2.6. Design and Implementation
In section 2.5 we presented the various environmentally friendly routing algorithms. The main
goal of our research is to further enhance green routing and develop a novel algorithm that
optimizes fuel consumption by detecting traffic congestion in real-time and applying dynamic
routing. Traffic congestion is identified from the speed of vehicles, and it is associated with a
congestion index that reflects the degree of congestion along a road segment. Based on the
calculated traffic density degree, a decision on a new eco-route may be taken in order to avoid
congestion and thus reduce the waiting time, which could result from adhering to a previously
selected static route.
Our proposed detection and sensing methodology depends on the exchange of real-time traffic
information with neighboring vehicles. The navigation device will collect the travel time
information as it moves through a road network, this information is then filtered based on its
relevance. The novel routing algorithm then implements an innovative eco-routing algorithm to
determine the least cost route to the destination dynamically as traffic conditions change. Next
we describe the most important components of the solution.
17
a) Travel Time Measurement
The first step in determining the most fuel efficient route is estimating the real travel time for
each upcoming edge along the whole trip; traffic congestion is calculated based on the received
traffic travel time messages from neighboring vehicles. This process is iterated at a
predetermined time interval whether or not a new eco-route has been decided.

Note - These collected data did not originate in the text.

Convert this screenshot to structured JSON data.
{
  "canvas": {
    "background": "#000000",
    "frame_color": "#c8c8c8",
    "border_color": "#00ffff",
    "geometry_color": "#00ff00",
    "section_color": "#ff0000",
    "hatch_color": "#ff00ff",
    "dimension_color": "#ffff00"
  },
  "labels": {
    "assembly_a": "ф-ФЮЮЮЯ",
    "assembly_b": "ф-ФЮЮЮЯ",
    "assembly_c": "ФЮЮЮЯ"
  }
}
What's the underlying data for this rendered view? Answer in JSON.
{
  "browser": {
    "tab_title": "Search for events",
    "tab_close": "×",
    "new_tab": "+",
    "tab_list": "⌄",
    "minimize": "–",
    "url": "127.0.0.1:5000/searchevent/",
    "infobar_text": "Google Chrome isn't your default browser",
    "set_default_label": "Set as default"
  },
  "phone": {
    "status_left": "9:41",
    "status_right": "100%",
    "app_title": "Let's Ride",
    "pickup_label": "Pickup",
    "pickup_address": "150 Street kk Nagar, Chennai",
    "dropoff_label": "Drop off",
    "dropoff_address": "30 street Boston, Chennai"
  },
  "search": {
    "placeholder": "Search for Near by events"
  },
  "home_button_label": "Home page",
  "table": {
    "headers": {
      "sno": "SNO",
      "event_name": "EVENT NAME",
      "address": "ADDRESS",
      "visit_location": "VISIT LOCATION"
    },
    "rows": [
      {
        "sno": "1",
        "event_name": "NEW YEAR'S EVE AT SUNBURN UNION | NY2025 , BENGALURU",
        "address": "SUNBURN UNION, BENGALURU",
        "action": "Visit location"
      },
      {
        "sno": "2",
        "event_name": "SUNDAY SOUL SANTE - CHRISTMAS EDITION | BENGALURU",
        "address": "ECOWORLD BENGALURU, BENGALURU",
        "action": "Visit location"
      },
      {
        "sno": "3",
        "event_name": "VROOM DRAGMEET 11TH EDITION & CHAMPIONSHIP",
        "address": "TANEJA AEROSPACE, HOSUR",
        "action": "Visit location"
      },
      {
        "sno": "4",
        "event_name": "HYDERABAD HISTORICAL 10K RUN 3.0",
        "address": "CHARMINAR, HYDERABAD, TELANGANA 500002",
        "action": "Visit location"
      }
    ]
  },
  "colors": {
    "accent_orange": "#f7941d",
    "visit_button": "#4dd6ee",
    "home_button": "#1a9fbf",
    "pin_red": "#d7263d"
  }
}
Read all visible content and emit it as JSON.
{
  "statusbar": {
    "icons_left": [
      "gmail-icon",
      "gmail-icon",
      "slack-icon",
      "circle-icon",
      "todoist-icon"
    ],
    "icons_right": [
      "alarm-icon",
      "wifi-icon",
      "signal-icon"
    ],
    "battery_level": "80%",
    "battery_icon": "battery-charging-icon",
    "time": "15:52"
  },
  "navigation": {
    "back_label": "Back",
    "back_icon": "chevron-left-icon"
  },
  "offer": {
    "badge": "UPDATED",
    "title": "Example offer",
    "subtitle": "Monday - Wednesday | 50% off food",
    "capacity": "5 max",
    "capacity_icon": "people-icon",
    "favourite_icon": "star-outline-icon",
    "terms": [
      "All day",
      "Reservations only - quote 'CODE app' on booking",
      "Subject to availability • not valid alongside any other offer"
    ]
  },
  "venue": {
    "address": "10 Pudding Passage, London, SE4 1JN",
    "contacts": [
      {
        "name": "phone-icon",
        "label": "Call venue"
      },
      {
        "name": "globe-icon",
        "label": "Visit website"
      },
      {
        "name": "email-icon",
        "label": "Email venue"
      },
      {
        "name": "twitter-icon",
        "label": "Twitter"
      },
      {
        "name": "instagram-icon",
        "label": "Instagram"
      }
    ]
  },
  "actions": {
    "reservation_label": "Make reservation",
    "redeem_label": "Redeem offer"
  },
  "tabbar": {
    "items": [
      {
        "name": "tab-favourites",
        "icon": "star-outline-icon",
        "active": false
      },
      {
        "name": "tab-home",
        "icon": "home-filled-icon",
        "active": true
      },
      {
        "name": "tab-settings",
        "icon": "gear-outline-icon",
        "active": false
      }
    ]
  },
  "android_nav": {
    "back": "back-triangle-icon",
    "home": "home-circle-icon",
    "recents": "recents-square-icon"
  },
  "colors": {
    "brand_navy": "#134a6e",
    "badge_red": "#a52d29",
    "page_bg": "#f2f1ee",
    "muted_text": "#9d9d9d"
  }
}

To enhance the accuracy of the proposed predictive travel time model, not only are the current
driving vehicles on the next upcoming edge considered, but so are vehicles that are heading
towards this edge and will affect the traffic conditions for the navigated vehicle in the future. The
estimated travel time is calculated based on two main weighted components: the vehicle’s
instantaneous and predicted speed profiles.
The flow chart in Figure 9 shows the main processes that are involved in this start-up phase.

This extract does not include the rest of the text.